Emniyet Genel Müdürlüğü’ne bağlı Narkotik Suçlarla Mücadele Daire Başkanlığı bünyesindeki Türkiye Uyuşturucu ve Uyuşturucu Bağımlılığı İzleme Merkezi (TUBİM) 2017 verileri kullanılarak, “Türkiye 2018 Uyuşturucu Raporu”nu hazırladı.
Milliyet'ten Bahar Atakan'ın haberine göre otopsi kayıtları doğrultusunda hazırlanan raporda öne çıkan ifadeler şöyle:
36'SI UÇUCU MADDE
2017’de meydana gelen 941 doğrudan narkotik madde bağlantılı ölümün 36’sı uçucu madde kullanımı sebebiyle oldu.
2017’de ölenler 20 farklı ülke uyruğunda. Ölenlerin 886’sı (yüzde 94,2) Türkiye Cumhuriyeti uyruklu.
2013’te 232 olan doğrudan MBÖ, 2014’te yüzde 114 artışla 497, 2015’te yüzde 19 artışla 590, 2016’da yüzde 56 artışla 920 oldu.
2017'DE DÜŞÜŞ VAR
2017’de MBÖ yüzde 2,3’lük artışla 941 oldu. Son 5 yılın en düşük artış yüzdesi 2017’de gerçekleşti. Raporda, “Düşüşe neden olan faktörlerden biri de arzla mücadele çalışmalarının yoğunluğu ve etkinliğidir” denildi.

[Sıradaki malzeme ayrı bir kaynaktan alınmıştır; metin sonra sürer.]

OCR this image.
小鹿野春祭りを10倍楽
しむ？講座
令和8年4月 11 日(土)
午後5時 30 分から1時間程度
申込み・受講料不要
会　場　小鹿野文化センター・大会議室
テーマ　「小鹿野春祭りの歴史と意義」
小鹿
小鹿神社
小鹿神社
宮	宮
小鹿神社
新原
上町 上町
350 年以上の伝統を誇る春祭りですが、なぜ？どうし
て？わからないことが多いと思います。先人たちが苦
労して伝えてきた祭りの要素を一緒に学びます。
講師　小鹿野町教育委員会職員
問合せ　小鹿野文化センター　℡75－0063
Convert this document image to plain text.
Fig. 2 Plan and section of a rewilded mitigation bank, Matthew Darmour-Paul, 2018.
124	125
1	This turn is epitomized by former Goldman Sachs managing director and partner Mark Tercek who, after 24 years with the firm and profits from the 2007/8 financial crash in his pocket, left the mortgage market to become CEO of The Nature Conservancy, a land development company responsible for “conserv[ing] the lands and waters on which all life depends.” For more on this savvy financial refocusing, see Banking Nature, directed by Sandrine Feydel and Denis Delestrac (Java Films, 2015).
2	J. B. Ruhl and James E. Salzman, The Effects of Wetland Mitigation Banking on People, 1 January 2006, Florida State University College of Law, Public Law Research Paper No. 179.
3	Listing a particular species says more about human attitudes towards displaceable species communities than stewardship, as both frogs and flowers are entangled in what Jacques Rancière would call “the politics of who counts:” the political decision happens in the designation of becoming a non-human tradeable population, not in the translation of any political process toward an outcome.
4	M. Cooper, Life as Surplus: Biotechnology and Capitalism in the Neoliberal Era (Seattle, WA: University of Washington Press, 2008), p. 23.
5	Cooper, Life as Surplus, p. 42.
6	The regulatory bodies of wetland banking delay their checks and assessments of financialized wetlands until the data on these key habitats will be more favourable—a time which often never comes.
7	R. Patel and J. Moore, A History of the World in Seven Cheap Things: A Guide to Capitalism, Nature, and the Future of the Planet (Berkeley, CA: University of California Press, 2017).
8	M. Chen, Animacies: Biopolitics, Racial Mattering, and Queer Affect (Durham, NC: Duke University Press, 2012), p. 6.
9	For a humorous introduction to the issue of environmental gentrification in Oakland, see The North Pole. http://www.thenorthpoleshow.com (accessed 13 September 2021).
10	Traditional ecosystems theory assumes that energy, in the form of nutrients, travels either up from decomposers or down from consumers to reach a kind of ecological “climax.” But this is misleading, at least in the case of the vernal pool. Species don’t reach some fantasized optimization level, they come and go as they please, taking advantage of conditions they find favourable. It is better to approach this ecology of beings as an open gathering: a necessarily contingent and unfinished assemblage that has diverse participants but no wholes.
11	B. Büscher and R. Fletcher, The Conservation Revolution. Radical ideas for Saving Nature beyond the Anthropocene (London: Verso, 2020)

Ölenlerin yüzde 96.6’sı (909) erkek, yüzde 3.4’ü (32) kadın.
YAŞ ORTALAMASI 31.98
2017’de madde bağlantılı ölümlerin yaşları incelendiğinde, en yaşlı ölümün 78 yaşında ve (1) kişi olduğu görüldü. En genç ölüm vakası, 14 yaşında üç kişide uçucu madde kaynaklı gerçekleşti.
Ölümlerin yaş ortalaması 31.98 olarak tespit edildi. En yoğun ölüm gerçekleşen yaş grubu 25-34 yaş (yüzde 36.5) aralığı.
Ölümlerin 12’si 15-64 yaş aralığının dışında.
2017’de 941 madde bağlantılı ölüm olayının yüzde 60’ında (564) sentetik kannabinoid mevcut. Sentetik kannabinoid (bonzai) görülen 564 ölümün 247’sinde (yüzde 49) ölüm tek başına bu maddeden kaynaklandı.
2017’de meydana gelen MBÖ vakalarının yüzde 61.1’i (575) çoklu madde kullanımından kaynaklandı. 2016’da ise bu oran yüzde 46.3 (426) oldu.
200'E YAKIN ÇEŞİT
Raporda, “bonzai”ye ilişkin şu çarpıcı ifade yer aldı: “2017’de gerçekleşen MBÖ profilinin yarısından fazlasına neden olan bonzainin 200’e yakın kimyasal çeşidi bilinmektedir. Ülkemize yasadışı yollarla başta Çin’den getirilen hammaddenin çözülmesi oldukça kolaydır. Çoğaltılması için profesyonel laboratuvar gerekmemektedir. İçine haşere ve tarım ilacı gibi zehir katkılar eklenmektedir. Ada çayı, damiana çayı, yavşan otu, kekik, kalitesiz esrar, kına, hint kınası, kimyon gibi bitkisel ürünlere spreyleme yoluyla emdirildiği gibi, kağıt üzerine de spreylenmiş olarak ele geçirilmiş örnekleri mevcuttur. Bitkisel ürünler ve bazen de esrar üzerine spreylenmesi, kullanıcılarda sentetik (kimyasal) olmadığı yönünde güçlü kanaat oluşturmaktadır. Tüm bunlar kullanıcılar için ölüm riskini artırmaktadır.”
"TOPLUMSAL BİLİNÇ OLUŞTURULMALI"
Daire Başkanı İbrahim Seydioğulları, uyuşturucu ile mücadelede karşılaşılan sorunların çözümü için alınacak tedbirler kadar toplumsal bilincin oluşturulması ve farkındalığın artırılması büyük önem taşıdığına dikkati çekti.
Seydioğulları, Türkiye’nin uyuşturucu satıcıları için stratejik bir konuma sahip olduğunu belirterek, “Bunu bilerek ve tüm dünya çocuklarını kendi çocuklarımız olarak kabul ederek çalışmalarımızı çok yönlü, bütüncül anlayışla sürdürmekteyiz” dedi.